Los gobernantes de la pequeña ciudad subieron por el costado radiantes de alegría y fueron recibidos con una magnífica ceremonia en la que el contramaestre dio puntualmente las órdenes, los infantes de marina presentaron armas, los oficiales, vestidos con sus mejores uniformes, se quitaron los sombreros, y el tambor hizo un largo redoble. El bey Sciahan, un turco de baja estatura, ancho de espalda, con el pelo entrecano y muchas cicatrices, se acercó a Jack con los brazos abiertos y luego le besó en ambas mejillas, el padre Andros le siguió, y esto gustó tanto a los tripulantes de la
Surprise
que dieron un viva.
—¿Dónde está Pullings? —preguntó el padre Andros en italiano, mirando a su alrededor.
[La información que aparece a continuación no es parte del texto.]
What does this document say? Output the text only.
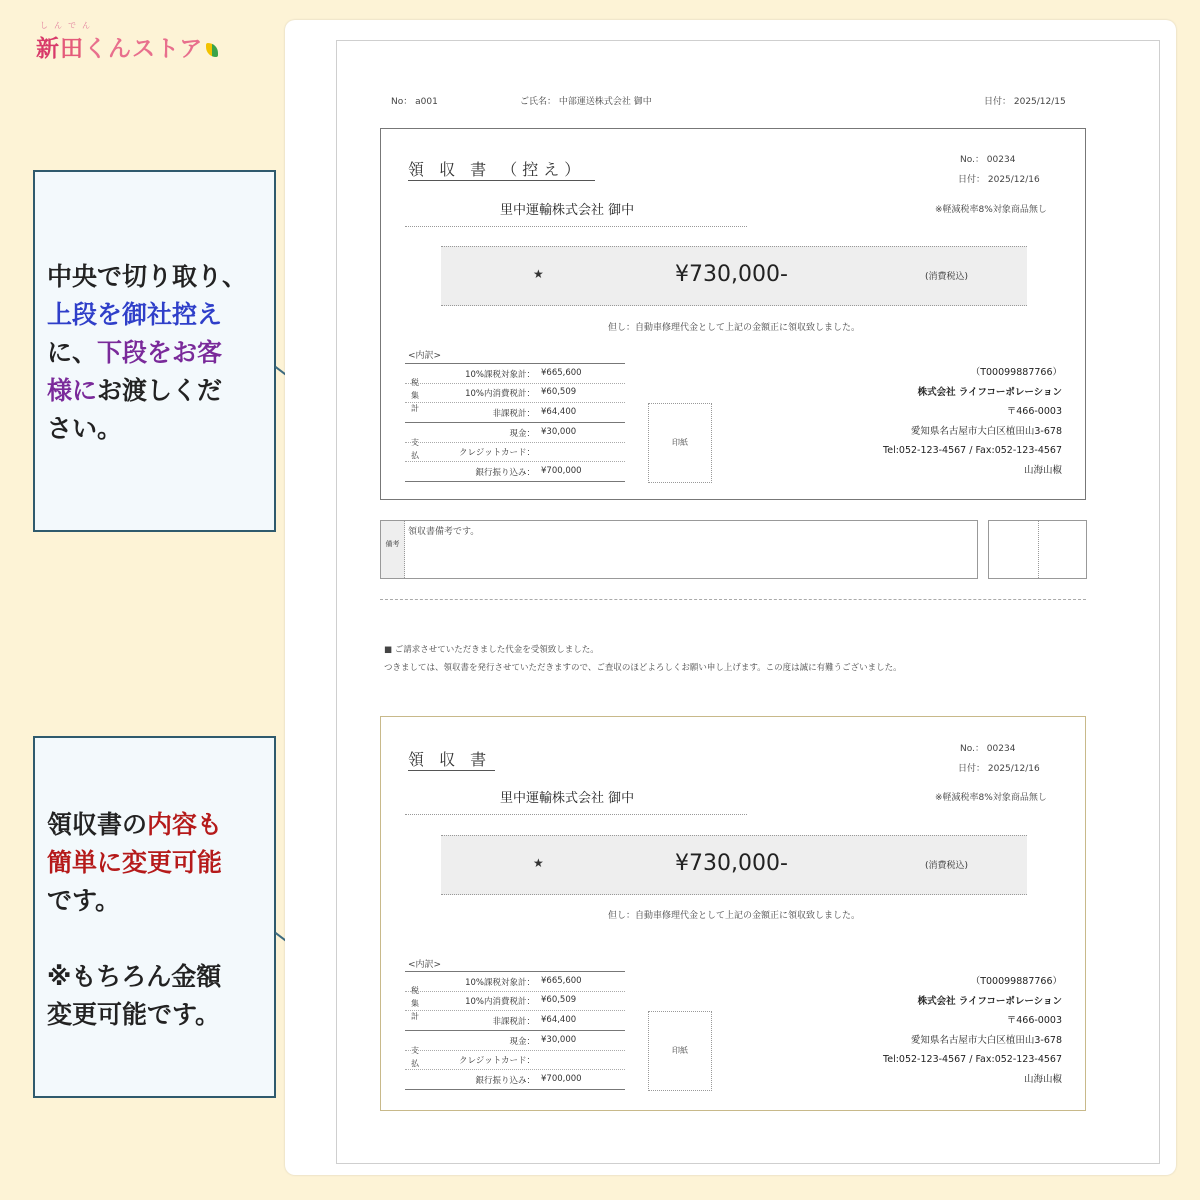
しんでん
新田くんストア
中央で切り取り、
上段を御社控え
に、下段をお客
様にお渡しくだ
さい。
領収書の内容も
簡単に変更可能
です。
※もちろん金額
変更可能です。
No： a001	ご氏名： 中部運送株式会社 御中	日付： 2025/12/15
領 収 書 （控え）	No.： 00234
日付： 2025/12/16
里中運輸株式会社 御中	※軽減税率8%対象商品無し
★	¥730,000-	(消費税込)
但し：自動車修理代金として上記の金額正に領収致しました。
<内訳>
税集計
支払
10%課税対象計： ¥665,600
10%内消費税計： ¥60,509
非課税計： ¥64,400
現金： ¥30,000
クレジットカード：
銀行振り込み： ¥700,000
印紙
（T00099887766）
株式会社 ライフコーポレーション
〒466-0003
愛知県名古屋市大白区植田山3-678
Tel:052-123-4567 / Fax:052-123-4567
山海山椒
備考
領収書備考です。
■ ご請求させていただきました代金を受領致しました。
つきましては、領収書を発行させていただきますので、ご査収のほどよろしくお願い申し上げます。この度は誠に有難うございました。
領 収 書
No.： 00234
日付： 2025/12/16
里中運輸株式会社 御中	※軽減税率8%対象商品無し
★	¥730,000-	(消費税込)
但し：自動車修理代金として上記の金額正に領収致しました。
<内訳>
税集計
支払
10%課税対象計： ¥665,600
10%内消費税計： ¥60,509
非課税計： ¥64,400
現金： ¥30,000
クレジットカード：
銀行振り込み： ¥700,000
印紙
（T00099887766）
株式会社 ライフコーポレーション
〒466-0003
愛知県名古屋市大白区植田山3-678
Tel:052-123-4567 / Fax:052-123-4567
山海山椒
Jack no podía recordar cómo se decía en italiano «fue ascendido», así que decidió decirlo en griego.
—
Promotides
—dijo, señalando hacia arriba.
Entonces, al ver que ellos pusieron una expresión de asombro y tristeza a la vez y que el sacerdote hacía la señal de la cruz al estilo ortodoxo, dio unas palmaditas a sus charreteras diciendo:
—¡No, no! ¡Capitano! ¿Pas morto! ¡Elevato in grado!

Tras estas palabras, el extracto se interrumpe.